Au Conservatoire, Rouleau étudie pour devenir musicien, suivant des cours théoriques et de piano. Le Conservatoire n’ayant pas de faculté de chant, il suit des cours de chant en privé avec Albert Cornellier puis avec Martial Singher. Parallèlement, M. Rouleau étudie l’économie et les sciences politiques à l’Université de Montréal. Toutefois, il ne termina jamais ces études, car il partit pour l’Europe entre 1952 et 1954 pour étudier avec Mario Basiola et Antonio Narducci. Sa grande percée survient en 1955, après avoir chanté gratuitement avec l’Experimental Opera de New York et le New Orleans Opera. David Webster auditionnait une basse pour le Covent Garden et il offrit un contrat à Rouleau sur-le-champ. « C’était ma première véritable audition professionnelle et ma deuxième et dernière fut pour le maestro John Barbirolli », dit fièrement M. Rouleau.

Artiste

Au Covent Garden, Rouleau rejoint une compagnie d’opéra de 1200 employés et 48 solistes salariés. « Tout nouveau chanteur doit passer devant la critique ou il ne tiendra pas. On est nerveux, mais les nerfs disparaissent avec l’expérience et la confiance. Avoir confiance, c’est immense. Techniquement, on doit être solide. Si on ne peut pas contrôler son diaphragme en public et qu’on tremble, on ne peut pas faire carrière, dit-il avec sérieux et humilité. Quand on monte sur scène, papa, maman et notre professeur ne sont pas là. On est seul pour défendre le rôle et la scène avec toute sa capacité. Si on n’en est pas capable, on échoue. Si on échoue, ils ne vous rembaucheront pas.
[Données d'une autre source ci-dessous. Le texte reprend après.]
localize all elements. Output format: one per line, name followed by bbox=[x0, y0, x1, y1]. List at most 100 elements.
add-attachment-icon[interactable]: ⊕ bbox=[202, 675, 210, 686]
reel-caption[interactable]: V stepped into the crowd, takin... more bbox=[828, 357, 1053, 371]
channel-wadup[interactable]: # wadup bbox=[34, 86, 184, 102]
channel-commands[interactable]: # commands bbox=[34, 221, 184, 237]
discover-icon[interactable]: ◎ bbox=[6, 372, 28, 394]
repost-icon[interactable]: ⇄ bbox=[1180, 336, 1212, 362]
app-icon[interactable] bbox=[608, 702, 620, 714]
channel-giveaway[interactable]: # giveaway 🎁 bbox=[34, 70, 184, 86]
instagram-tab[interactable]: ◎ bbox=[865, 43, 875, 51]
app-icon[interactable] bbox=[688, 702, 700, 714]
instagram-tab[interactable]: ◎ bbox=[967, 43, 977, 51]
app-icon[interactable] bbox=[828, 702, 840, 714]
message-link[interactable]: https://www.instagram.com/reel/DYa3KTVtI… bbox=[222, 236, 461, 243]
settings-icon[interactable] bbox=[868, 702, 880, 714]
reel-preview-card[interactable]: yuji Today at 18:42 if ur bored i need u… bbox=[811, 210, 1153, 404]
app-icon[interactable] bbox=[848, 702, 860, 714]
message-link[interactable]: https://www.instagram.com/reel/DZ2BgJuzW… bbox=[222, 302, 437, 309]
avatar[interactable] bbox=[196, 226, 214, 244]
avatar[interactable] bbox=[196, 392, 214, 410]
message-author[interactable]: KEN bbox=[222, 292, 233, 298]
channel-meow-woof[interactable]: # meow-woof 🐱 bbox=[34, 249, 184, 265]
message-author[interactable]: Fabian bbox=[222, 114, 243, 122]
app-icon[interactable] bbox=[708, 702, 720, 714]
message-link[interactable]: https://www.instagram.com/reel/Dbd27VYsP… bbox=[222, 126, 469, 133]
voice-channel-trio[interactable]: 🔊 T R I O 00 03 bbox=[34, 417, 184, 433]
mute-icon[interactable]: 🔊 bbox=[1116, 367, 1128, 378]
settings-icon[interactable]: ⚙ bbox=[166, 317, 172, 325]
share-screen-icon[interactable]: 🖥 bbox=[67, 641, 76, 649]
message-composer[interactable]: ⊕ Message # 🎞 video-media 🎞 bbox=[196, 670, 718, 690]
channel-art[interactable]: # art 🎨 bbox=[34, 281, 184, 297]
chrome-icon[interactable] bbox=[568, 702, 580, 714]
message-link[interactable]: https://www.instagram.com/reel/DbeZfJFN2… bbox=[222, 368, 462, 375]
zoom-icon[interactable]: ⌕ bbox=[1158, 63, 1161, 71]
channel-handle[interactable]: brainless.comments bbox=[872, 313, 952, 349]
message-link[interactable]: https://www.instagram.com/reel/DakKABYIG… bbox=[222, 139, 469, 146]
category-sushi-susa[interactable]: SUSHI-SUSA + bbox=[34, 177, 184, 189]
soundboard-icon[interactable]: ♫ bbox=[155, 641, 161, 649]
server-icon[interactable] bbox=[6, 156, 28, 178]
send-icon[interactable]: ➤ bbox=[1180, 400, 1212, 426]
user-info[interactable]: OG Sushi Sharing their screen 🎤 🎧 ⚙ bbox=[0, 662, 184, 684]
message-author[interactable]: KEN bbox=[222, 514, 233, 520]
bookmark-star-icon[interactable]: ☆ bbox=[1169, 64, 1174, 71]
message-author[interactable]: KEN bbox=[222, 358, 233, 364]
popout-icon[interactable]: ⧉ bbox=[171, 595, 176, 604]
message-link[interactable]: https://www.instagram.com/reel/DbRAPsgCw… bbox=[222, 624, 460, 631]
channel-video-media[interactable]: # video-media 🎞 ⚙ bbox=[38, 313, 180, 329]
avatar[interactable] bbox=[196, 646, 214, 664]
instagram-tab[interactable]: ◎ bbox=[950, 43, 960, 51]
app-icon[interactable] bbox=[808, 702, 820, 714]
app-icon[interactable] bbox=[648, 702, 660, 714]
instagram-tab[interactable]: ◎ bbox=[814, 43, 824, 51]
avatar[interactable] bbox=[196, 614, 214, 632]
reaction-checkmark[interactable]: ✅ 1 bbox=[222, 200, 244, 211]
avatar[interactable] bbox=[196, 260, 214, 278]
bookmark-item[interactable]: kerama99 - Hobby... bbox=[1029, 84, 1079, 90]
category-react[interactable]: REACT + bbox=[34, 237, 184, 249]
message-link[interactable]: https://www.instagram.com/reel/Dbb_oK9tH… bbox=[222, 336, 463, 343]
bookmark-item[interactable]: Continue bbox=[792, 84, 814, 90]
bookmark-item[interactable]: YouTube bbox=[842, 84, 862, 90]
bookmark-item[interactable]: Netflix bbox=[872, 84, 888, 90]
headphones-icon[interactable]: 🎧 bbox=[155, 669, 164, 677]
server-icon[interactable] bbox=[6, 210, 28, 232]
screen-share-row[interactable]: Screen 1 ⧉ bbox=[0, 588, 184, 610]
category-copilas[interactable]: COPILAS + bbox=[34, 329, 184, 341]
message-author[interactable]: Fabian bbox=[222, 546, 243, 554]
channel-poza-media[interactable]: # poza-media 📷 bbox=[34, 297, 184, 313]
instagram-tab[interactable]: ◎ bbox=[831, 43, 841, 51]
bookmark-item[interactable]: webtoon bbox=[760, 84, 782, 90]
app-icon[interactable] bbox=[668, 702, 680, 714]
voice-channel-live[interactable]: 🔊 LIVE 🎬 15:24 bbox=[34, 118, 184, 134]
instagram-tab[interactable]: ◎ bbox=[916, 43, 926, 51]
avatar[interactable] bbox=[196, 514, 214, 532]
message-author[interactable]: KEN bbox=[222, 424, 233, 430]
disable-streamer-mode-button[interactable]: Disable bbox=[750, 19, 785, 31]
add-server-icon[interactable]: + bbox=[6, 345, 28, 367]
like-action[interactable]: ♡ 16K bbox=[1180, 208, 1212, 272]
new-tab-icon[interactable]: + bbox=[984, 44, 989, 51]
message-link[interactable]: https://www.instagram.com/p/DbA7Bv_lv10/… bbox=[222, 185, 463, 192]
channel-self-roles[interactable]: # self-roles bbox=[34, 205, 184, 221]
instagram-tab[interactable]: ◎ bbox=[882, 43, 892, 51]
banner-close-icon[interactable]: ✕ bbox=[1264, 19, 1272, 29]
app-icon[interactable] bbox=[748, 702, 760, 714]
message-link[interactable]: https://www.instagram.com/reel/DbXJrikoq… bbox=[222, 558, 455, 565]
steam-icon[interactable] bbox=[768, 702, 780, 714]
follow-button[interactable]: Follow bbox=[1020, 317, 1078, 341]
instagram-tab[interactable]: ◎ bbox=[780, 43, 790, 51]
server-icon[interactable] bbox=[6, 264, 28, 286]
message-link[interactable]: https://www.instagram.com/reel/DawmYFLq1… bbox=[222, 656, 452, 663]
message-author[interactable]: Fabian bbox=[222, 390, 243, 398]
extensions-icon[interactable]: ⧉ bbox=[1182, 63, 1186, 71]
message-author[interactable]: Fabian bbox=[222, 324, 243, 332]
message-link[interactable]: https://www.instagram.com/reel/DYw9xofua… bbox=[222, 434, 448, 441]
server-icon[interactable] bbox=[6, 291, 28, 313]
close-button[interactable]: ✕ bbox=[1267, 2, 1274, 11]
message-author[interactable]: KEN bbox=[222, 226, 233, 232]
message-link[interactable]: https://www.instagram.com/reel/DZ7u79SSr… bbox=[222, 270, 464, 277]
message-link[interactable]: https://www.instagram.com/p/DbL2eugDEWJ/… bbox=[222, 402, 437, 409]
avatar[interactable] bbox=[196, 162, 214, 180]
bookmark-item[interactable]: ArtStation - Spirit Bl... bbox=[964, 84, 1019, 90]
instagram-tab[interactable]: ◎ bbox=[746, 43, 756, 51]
Il faut être meilleur que les autres. »

Par-dessus tout, Rouleau parle de l’importance d’être plus qu’un chanteur. « Être artiste, c’est créer la couleur et la beauté pour satisfaire et toucher le public. Je pense que c’est inné et qu’il faut le développer. On doit chercher et travailler, travailler et travailler pour s’améliorer. »

Son rêve

Rétrospectivement, Rouleau est fier du Mouvement d’action pour l’art lyrique du Québec (MAALQ), qu’il a formé avec Robert Savoie et plusieurs autres. « Nous avons atteint nos trois objectifs : créer l’Opéra de Montréal en 1980, l’Opéra de Québec en 1981 et l’Atelier lyrique de l’Opéra de Montréal en 1983. » Ces trois organisations ont ouvert la voie à une nouvelle génération de chanteurs canadiens qui se font entendre dans leur propre pays. Rouleau est demeuré au conseil d’administration de l’Opéra de Montréal jusqu’en 1989, année où il a démissionné en raison de l’embauche de Bernard Uzan. « J’ai senti et je sens toujours que les Canadiens ont le talent nécessaire pour diriger leurs propres institutions lyriques et artistiques », dit-il. Bien qu’il préside maintenant les Jeunesses Musicales du Canada, il rêve encore du jour où une institution nationale québécoise composée d’opéra, d’opérette, de ballet et d’orchestre jouera en toutes saisons dans une salle de 1500 places, à longueur d’année. « C’est le modèle de Covent Garden et il faudra 200 millions de dollars. Je suis convaincu qu’il y a une demande pour cela. Comme l’a dit le président Obama, il vaut mieux travailler ensemble que de se diviser. » Ne sous-estimez pas Rouleau. À 80 ans, il est toujours aussi fort.